Jeremías 17:7-8 Bendito el varón que confía en Jehová y cuya confianza es Jehová. Porque será como el árbol plantado junto a las aguas, que junto a la corriente echará sus raíces, y no verá cuando viene el calor, sino que su hoja estará verde; y en el año de sequía no se fatigará, ni dejará de dar fruto.
Por: Dayse Villegas Zambrano
El fruto es producto de la fe. La conexión entre Jesús y nosotros –la vid y los pámpanos– se mantiene por la creciente confianza en la buena voluntad de Dios. A partir de que empezamos a confiar en él, empezamos a tener una vida bienaventurada.

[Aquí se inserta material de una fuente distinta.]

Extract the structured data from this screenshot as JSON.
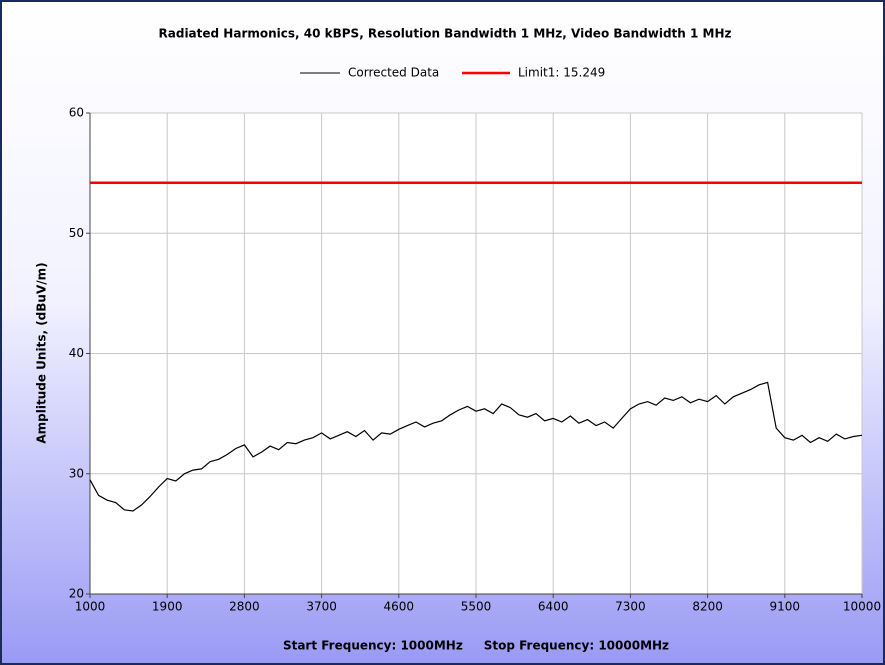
{
  "chart_data": {
    "type": "line",
    "title": "Radiated Harmonics, 40 kBPS, Resolution Bandwidth 1 MHz, Video Bandwidth 1 MHz",
    "xlabel": "Start Frequency: 1000MHz     Stop Frequency: 10000MHz",
    "ylabel": "Amplitude Units, (dBuV/m)",
    "xlim": [
      1000,
      10000
    ],
    "ylim": [
      20,
      60
    ],
    "xticks": [
      1000,
      1900,
      2800,
      3700,
      4600,
      5500,
      6400,
      7300,
      8200,
      9100,
      10000
    ],
    "yticks": [
      20,
      30,
      40,
      50,
      60
    ],
    "grid": true,
    "legend": "top",
    "series": [
      {
        "name": "Corrected Data",
        "color": "#000000",
        "x": [
          1000,
          1100,
          1200,
          1300,
          1400,
          1500,
          1600,
          1700,
          1800,
          1900,
          2000,
          2100,
          2200,
          2300,
          2400,
          2500,
          2600,
          2700,
          2800,
          2900,
          3000,
          3100,
          3200,
          3300,
          3400,
          3500,
          3600,
          3700,
          3800,
          3900,
          4000,
          4100,
          4200,
          4300,
          4400,
          4500,
          4600,
          4700,
          4800,
          4900,
          5000,
          5100,
          5200,
          5300,
          5400,
          5500,
          5600,
          5700,
          5800,
          5900,
          6000,
          6100,
          6200,
          6300,
          6400,
          6500,
          6600,
          6700,
          6800,
          6900,
          7000,
          7100,
          7200,
          7300,
          7400,
          7500,
          7600,
          7700,
          7800,
          7900,
          8000,
          8100,
          8200,
          8300,
          8400,
          8500,
          8600,
          8700,
          8800,
          8900,
          9000,
          9100,
          9200,
          9300,
          9400,
          9500,
          9600,
          9700,
          9800,
          9900,
          10000
        ],
        "values": [
          29.5,
          28.2,
          27.8,
          27.6,
          27.0,
          26.9,
          27.4,
          28.1,
          28.9,
          29.6,
          29.4,
          30.0,
          30.3,
          30.4,
          31.0,
          31.2,
          31.6,
          32.1,
          32.4,
          31.4,
          31.8,
          32.3,
          32.0,
          32.6,
          32.5,
          32.8,
          33.0,
          33.4,
          32.9,
          33.2,
          33.5,
          33.1,
          33.6,
          32.8,
          33.4,
          33.3,
          33.7,
          34.0,
          34.3,
          33.9,
          34.2,
          34.4,
          34.9,
          35.3,
          35.6,
          35.2,
          35.4,
          35.0,
          35.8,
          35.5,
          34.9,
          34.7,
          35.0,
          34.4,
          34.6,
          34.3,
          34.8,
          34.2,
          34.5,
          34.0,
          34.3,
          33.8,
          34.6,
          35.4,
          35.8,
          36.0,
          35.7,
          36.3,
          36.1,
          36.4,
          35.9,
          36.2,
          36.0,
          36.5,
          35.8,
          36.4,
          36.7,
          37.0,
          37.4,
          37.6,
          33.8,
          33.0,
          32.8,
          33.2,
          32.6,
          33.0,
          32.7,
          33.3,
          32.9,
          33.1,
          33.2
        ]
      },
      {
        "name": "Limit1: 15.249",
        "color": "#ff0000",
        "x": [
          1000,
          10000
        ],
        "values": [
          54.2,
          54.2
        ]
      }
    ]
  }
}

No es raro que olvidemos este hecho y lleguemos a pensar que somos desdichados porque nos ocurrió una calamidad, porque no fuimos tratados como esperábamos o necesitábamos, porque nos sentimos solos o porque no alcanzamos aquello que queremos.
Pero lo cierto es que quien ha creído en el Señor tiene la condición de bienaventurado. Esta es la canción del sermón de la montaña y también la del Salmo 1 y el Salmo 23 y de Apocalipsis 1. Acuda a su Biblia ahora y propóngase encontrar esta palabra.
Jeremías elige la figura del árbol lleno de fruto, presente desde Génesis hasta Apocalipsis, que nos sugiere la idea de una próspera vitalidad, de una continua provisión y de un propósito abundante. Recibe agua, tiene raíces, resiste a los tiempos, no decae incluso en medio de la carencia y “no deja de dar fruto”.
Sin fe, sin esa conexión con el ser divino, es imposible dar fruto. Sin fe nos hundimos, como Pedro al dar unos pasos fuera de la barca. No es que no la haya en nosotros, pero es que es frágil y se debilita, y por eso debe ser alimentada, ejercitada y puesta a prueba. Pero nunca puesta en duda. La fe existe para que tengamos vida y vida en abundancia (Juan 10:10).